I didn't say it was because of them, who had lower academic qualifications than me, but said every time that I was still a friend of the students.
they grew up with me, from Warcraft to LOL. Slowly, they went to a not-so-good high school and then went to a not-so-good university. We see more and more different things, and even there are fewer and fewer opportunities to meet, but every time we have any questions, we can call each other to the edge of the basketball court, drink beer and talk about troubles.
I am much richer now than I was two years ago. I begin to invite them to afternoon tea and play computer games.

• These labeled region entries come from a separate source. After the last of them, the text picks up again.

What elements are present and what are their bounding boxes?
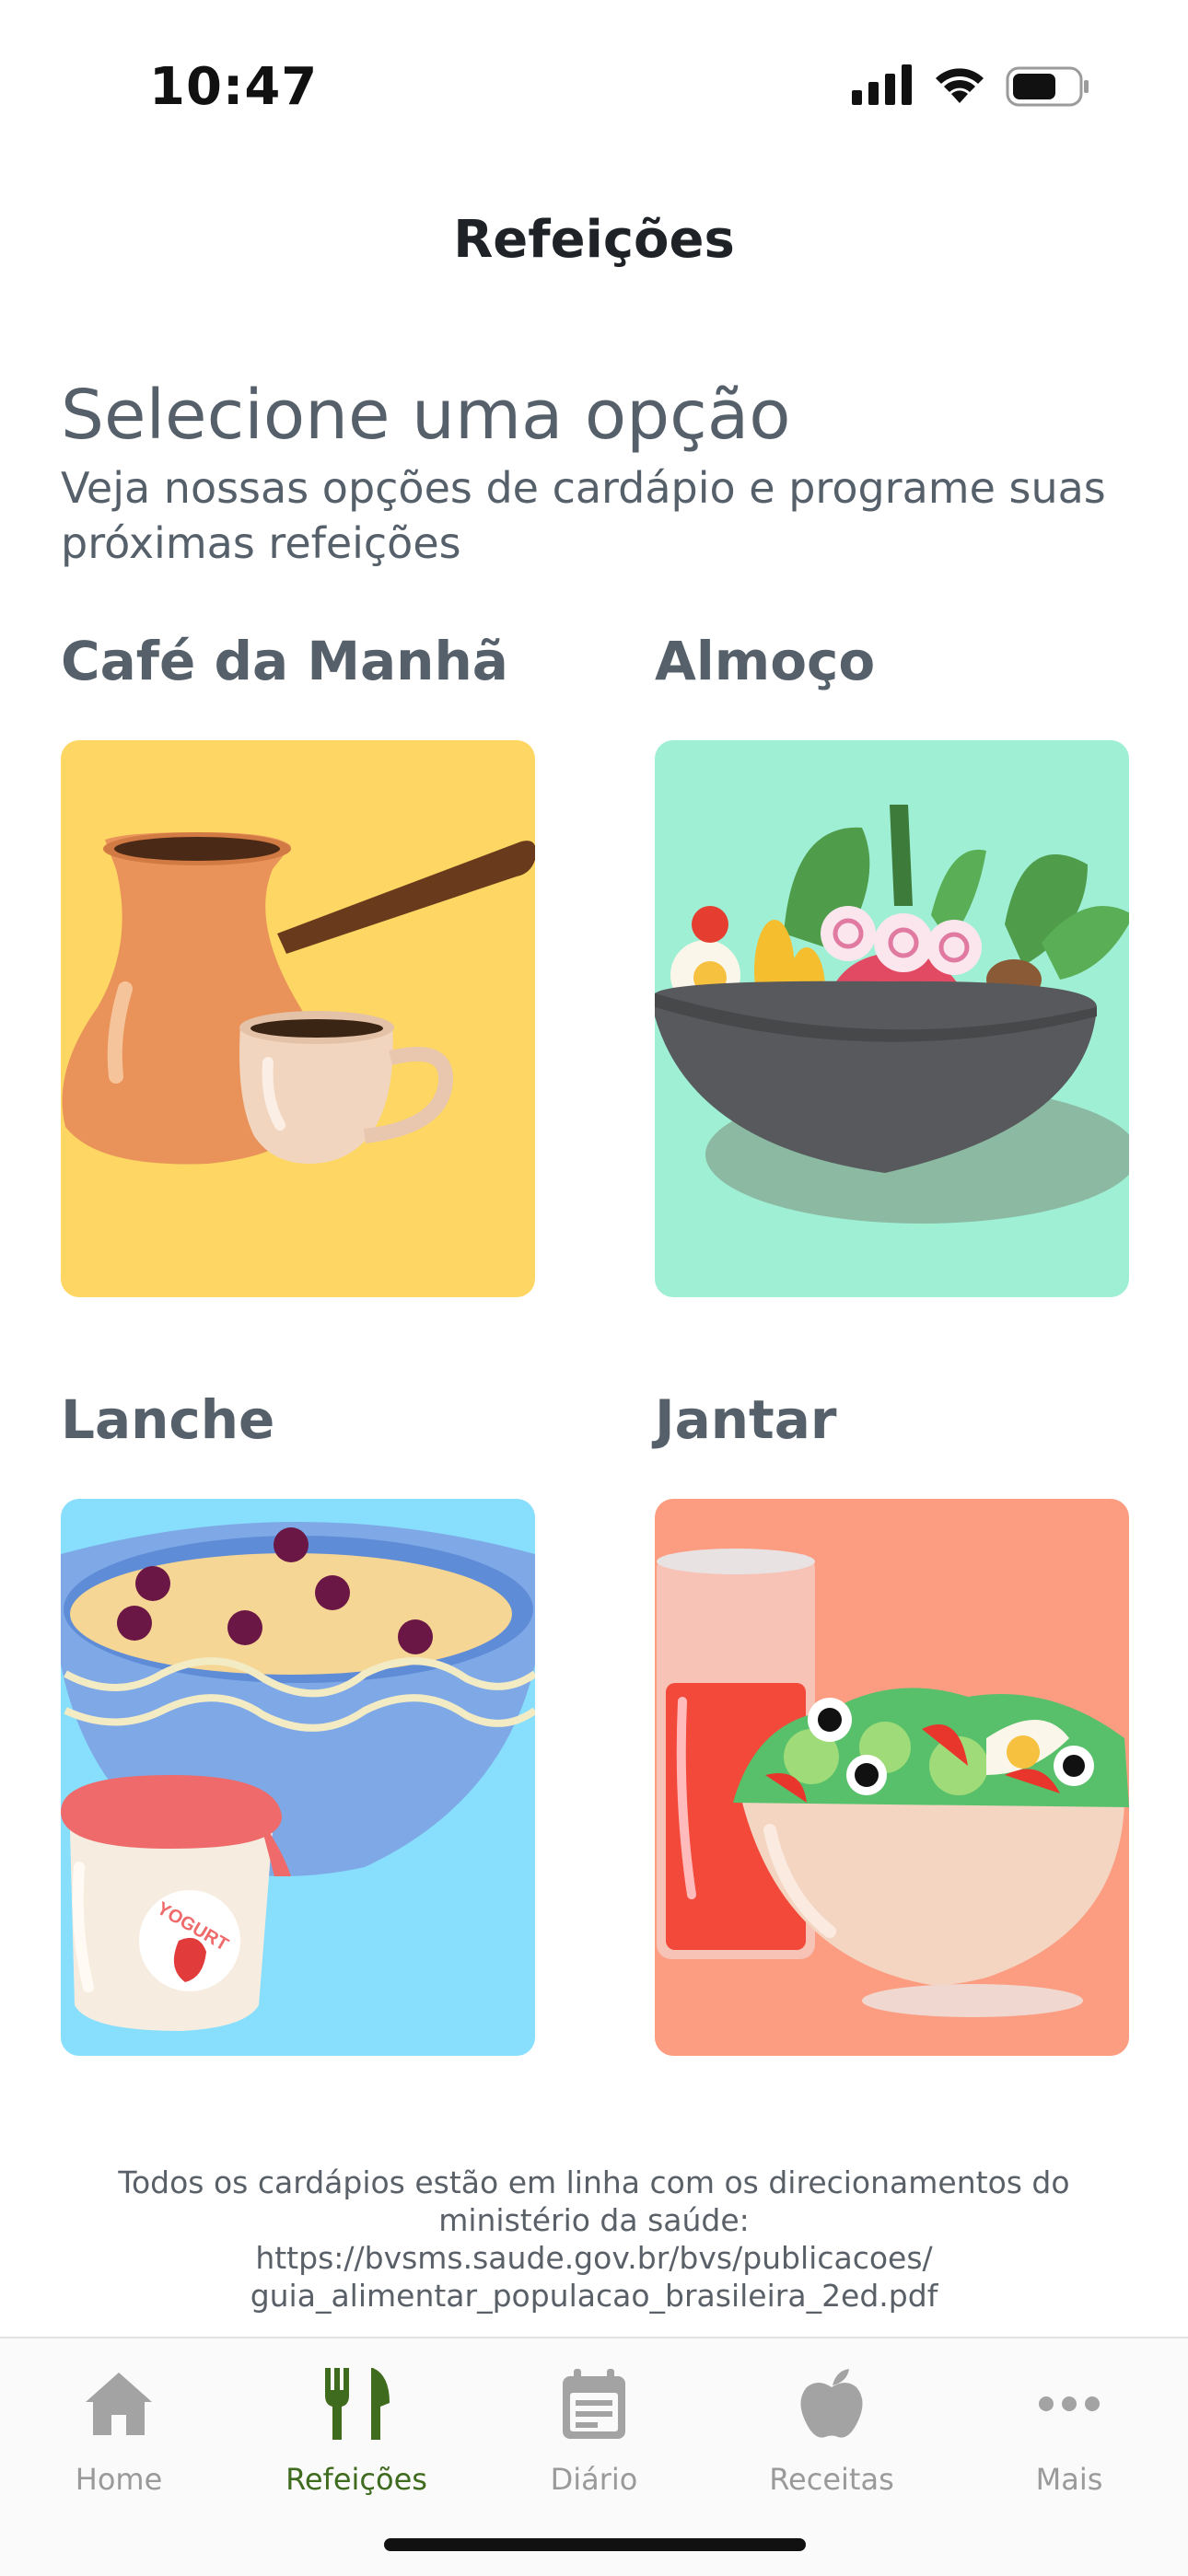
meal-card-snack[interactable]: YOGURT [61, 1499, 535, 2056]
apple-icon [713, 2364, 950, 2443]
home-indicator [384, 2538, 806, 2551]
tab-label-mais: Mais [1035, 2462, 1103, 2497]
tab-mais[interactable]: Mais [950, 2338, 1188, 2497]
home-icon [0, 2364, 238, 2443]
wifi-icon [932, 63, 987, 110]
tab-home[interactable]: Home [0, 2338, 238, 2497]
breakfast-illustration [62, 832, 535, 1165]
calendar-icon [475, 2364, 713, 2443]
tab-label-diario: Diário [550, 2462, 638, 2497]
section-heading: Selecione uma opção [61, 376, 791, 455]
tab-label-home: Home [75, 2462, 163, 2497]
tab-refeicoes[interactable]: Refeições [238, 2338, 475, 2497]
tab-label-refeicoes: Refeições [285, 2462, 427, 2497]
fork-knife-icon [238, 2364, 475, 2443]
battery-icon [1006, 66, 1090, 111]
guidelines-note: Todos os cardápios estão em linha com os… [74, 2164, 1114, 2315]
meal-card-breakfast[interactable] [61, 740, 535, 1297]
dinner-illustration [657, 1549, 1129, 2017]
signal-icon [852, 64, 913, 110]
guidelines-link[interactable]: https://bvsms.saude.gov.br/bvs/publicaco… [74, 2239, 1114, 2315]
meal-label-snack[interactable]: Lanche [61, 1388, 274, 1451]
tab-receitas[interactable]: Receitas [713, 2338, 950, 2497]
tab-label-receitas: Receitas [769, 2462, 894, 2497]
meal-label-dinner[interactable]: Jantar [655, 1388, 836, 1451]
lunch-illustration [655, 805, 1129, 1224]
guidelines-text: Todos os cardápios estão em linha com os… [118, 2164, 1070, 2238]
section-subheading: Veja nossas opções de cardápio e program… [61, 463, 1106, 568]
meal-label-breakfast[interactable]: Café da Manhã [61, 630, 508, 692]
page-title: Refeições [453, 210, 735, 270]
snack-illustration: YOGURT [61, 1522, 535, 2031]
more-icon [950, 2364, 1188, 2443]
tab-diario[interactable]: Diário [475, 2338, 713, 2497]
meal-label-lunch[interactable]: Almoço [655, 630, 875, 692]
meal-card-dinner[interactable] [655, 1499, 1129, 2056]
status-time: 10:47 [149, 57, 319, 117]
meal-card-lunch[interactable] [655, 740, 1129, 1297]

once I invited them to finish breakfast, and A joked: "making money is different."
I said, "No, I just ate so much of you before, so it's time to pay it back."
they walked in front, and B turned to me and said, "what is it? we don't have to talk about it."
I froze for a moment and said, "good."
several others shouted: "come on, the Internet bar is out of order."
this is the end of the story, which seems to have gone a little too far.
in fact, I just want to tell you that you can care about your life, you should also care about your life, you can draw all your efforts and gains in a relationship on paper, and then use it as a basis to judge whether a person is worthy of a deep acquaintance, and you can even establish your own scoring criteria to help you make decisions quickly and decide whether this person is in deep acquaintance with you. It's still a timely stop.
but I want to tell you that if you really want to be someone's friend, or make someone your friend, give him more time, or set the stop point higher, like you are now, set the stop point at 5 cents and 1 yuan, but my advice is, if the stop point can be set at 10 yuan, set it at 10 yuan, if you can set it at 100 yuan, set it at 100 yuan.
because of that, you are less likely to miss out on your "best friend for life".
because of this, you may have a better chance of becoming someone else's best friend for life.
in fact, timely concessions, or giving more will not make your life too bad.
then try to give more if you want to.
you might get more out of it, really.